Invece, l’attuale governo ha adottato misure drastiche, erigendo un muro lungo parte del confine terrestre del Paese con la Turchia e intercettando le imbarcazioni che trasportano migranti dalle acque turche.

I gruppi per i diritti umani hanno accusato gli agenti di frontiera greci di brutalizzare i migranti e costringerli a tornare in Turchia. La scorsa settimana, un residente legale dell’UE che lavora come traduttore per l’agenzia di frontiera dell’UE, Frontex, ha accusato le guardie di frontiera greche di pensare che fosse un richiedente asilo, aggredendolo e poi costringendolo a entrare in Turchia con dozzine di migranti.

A Lesbo, il governo ha passato giorni a ripulire il campo prima dell’arrivo di Francesco.
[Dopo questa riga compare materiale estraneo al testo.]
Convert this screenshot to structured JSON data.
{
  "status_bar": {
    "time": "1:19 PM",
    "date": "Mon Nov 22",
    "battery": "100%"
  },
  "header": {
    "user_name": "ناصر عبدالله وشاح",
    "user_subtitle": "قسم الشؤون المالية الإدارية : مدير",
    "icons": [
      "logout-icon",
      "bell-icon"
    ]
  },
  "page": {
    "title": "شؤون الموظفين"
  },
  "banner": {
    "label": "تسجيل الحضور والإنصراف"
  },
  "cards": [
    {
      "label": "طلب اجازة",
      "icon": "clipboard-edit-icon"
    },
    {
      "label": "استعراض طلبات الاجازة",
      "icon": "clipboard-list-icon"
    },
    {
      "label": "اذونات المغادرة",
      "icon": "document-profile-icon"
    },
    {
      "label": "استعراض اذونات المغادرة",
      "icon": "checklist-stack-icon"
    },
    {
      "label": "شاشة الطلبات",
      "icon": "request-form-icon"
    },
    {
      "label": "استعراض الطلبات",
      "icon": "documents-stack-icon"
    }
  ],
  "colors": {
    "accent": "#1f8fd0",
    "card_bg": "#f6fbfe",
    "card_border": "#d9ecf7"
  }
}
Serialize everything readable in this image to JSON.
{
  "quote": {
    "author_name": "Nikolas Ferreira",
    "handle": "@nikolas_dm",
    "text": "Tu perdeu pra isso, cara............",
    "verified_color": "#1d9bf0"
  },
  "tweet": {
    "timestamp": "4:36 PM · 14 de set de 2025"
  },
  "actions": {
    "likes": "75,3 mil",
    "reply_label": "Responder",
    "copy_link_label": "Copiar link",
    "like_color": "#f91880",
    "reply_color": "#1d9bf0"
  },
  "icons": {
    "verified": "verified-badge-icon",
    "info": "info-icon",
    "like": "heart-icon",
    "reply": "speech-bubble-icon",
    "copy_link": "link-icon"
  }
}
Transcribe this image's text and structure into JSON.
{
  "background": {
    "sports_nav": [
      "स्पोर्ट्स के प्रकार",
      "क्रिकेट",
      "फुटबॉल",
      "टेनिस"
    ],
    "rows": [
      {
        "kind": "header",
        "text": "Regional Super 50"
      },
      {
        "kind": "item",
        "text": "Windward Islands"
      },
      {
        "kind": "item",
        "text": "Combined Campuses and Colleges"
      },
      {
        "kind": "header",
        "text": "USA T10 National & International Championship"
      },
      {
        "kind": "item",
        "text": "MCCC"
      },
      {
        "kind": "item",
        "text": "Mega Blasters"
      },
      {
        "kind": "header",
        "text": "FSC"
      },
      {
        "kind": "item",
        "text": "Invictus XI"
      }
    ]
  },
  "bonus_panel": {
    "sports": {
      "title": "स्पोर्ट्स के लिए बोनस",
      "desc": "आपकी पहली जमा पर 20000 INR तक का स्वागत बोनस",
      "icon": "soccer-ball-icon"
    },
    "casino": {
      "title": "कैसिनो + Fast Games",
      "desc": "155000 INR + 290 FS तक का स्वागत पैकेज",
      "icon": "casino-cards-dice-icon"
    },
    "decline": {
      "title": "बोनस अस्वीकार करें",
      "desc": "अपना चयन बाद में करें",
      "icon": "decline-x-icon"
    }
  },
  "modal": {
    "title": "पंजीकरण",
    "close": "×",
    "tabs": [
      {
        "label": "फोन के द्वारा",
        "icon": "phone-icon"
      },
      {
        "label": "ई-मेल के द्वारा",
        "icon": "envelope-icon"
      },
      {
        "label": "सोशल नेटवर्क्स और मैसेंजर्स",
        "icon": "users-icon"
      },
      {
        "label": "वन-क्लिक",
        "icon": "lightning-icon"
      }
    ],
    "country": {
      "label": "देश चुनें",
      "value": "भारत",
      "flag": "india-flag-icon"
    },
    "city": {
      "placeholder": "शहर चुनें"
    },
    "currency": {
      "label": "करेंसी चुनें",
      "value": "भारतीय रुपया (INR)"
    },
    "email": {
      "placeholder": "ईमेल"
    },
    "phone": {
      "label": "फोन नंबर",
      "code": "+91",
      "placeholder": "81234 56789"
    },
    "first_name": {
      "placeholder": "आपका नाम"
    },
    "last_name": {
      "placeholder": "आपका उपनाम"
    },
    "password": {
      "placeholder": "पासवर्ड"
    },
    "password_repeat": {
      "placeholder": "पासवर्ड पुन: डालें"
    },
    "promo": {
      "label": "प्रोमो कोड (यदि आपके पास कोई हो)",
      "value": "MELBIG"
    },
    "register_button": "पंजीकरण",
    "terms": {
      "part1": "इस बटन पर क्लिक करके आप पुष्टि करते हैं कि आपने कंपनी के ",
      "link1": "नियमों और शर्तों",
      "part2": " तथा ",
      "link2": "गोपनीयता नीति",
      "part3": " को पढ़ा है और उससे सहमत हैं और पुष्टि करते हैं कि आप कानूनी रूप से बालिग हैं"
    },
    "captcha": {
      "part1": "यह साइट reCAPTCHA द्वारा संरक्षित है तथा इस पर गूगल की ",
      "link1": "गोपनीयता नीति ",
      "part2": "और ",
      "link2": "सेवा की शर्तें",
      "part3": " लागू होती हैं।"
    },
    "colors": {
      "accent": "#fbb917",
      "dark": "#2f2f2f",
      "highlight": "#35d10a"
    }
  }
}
“Perché il Papa va in questa parte del campo?” ha chiesto Ramat Ababsi, 25 anni, che ha osservato con stupore l’attività intorno alla tenda sulla collina. Un richiedente asilo afghano che ha affermato di essere stato a Lesbo tre anni fa, il signor Ababsi ha affermato che molti dei container prefabbricati custoditi dalla polizia erano inutilizzati, e in effetti molti erano vuoti, riempiti solo con letti a castello. “La brutta situazione è dall’altra parte”, ha detto, indicando una sezione dietro di lui. “Il Papa deve andarci”.

Ma ovunque vada Francis, supplica un mondo riluttante di aprire gli occhi sulla realtà che devono affrontare i richiedenti asilo.

«È un’illusione pensare che basti per tenerci al sicuro, per difenderci dai bisognosi che bussano alla nostra porta», ha detto Francesco, aggiungendo: «Lo ripeto: la storia ci insegna questa lezione, eppure noi non ho imparato lui-lei.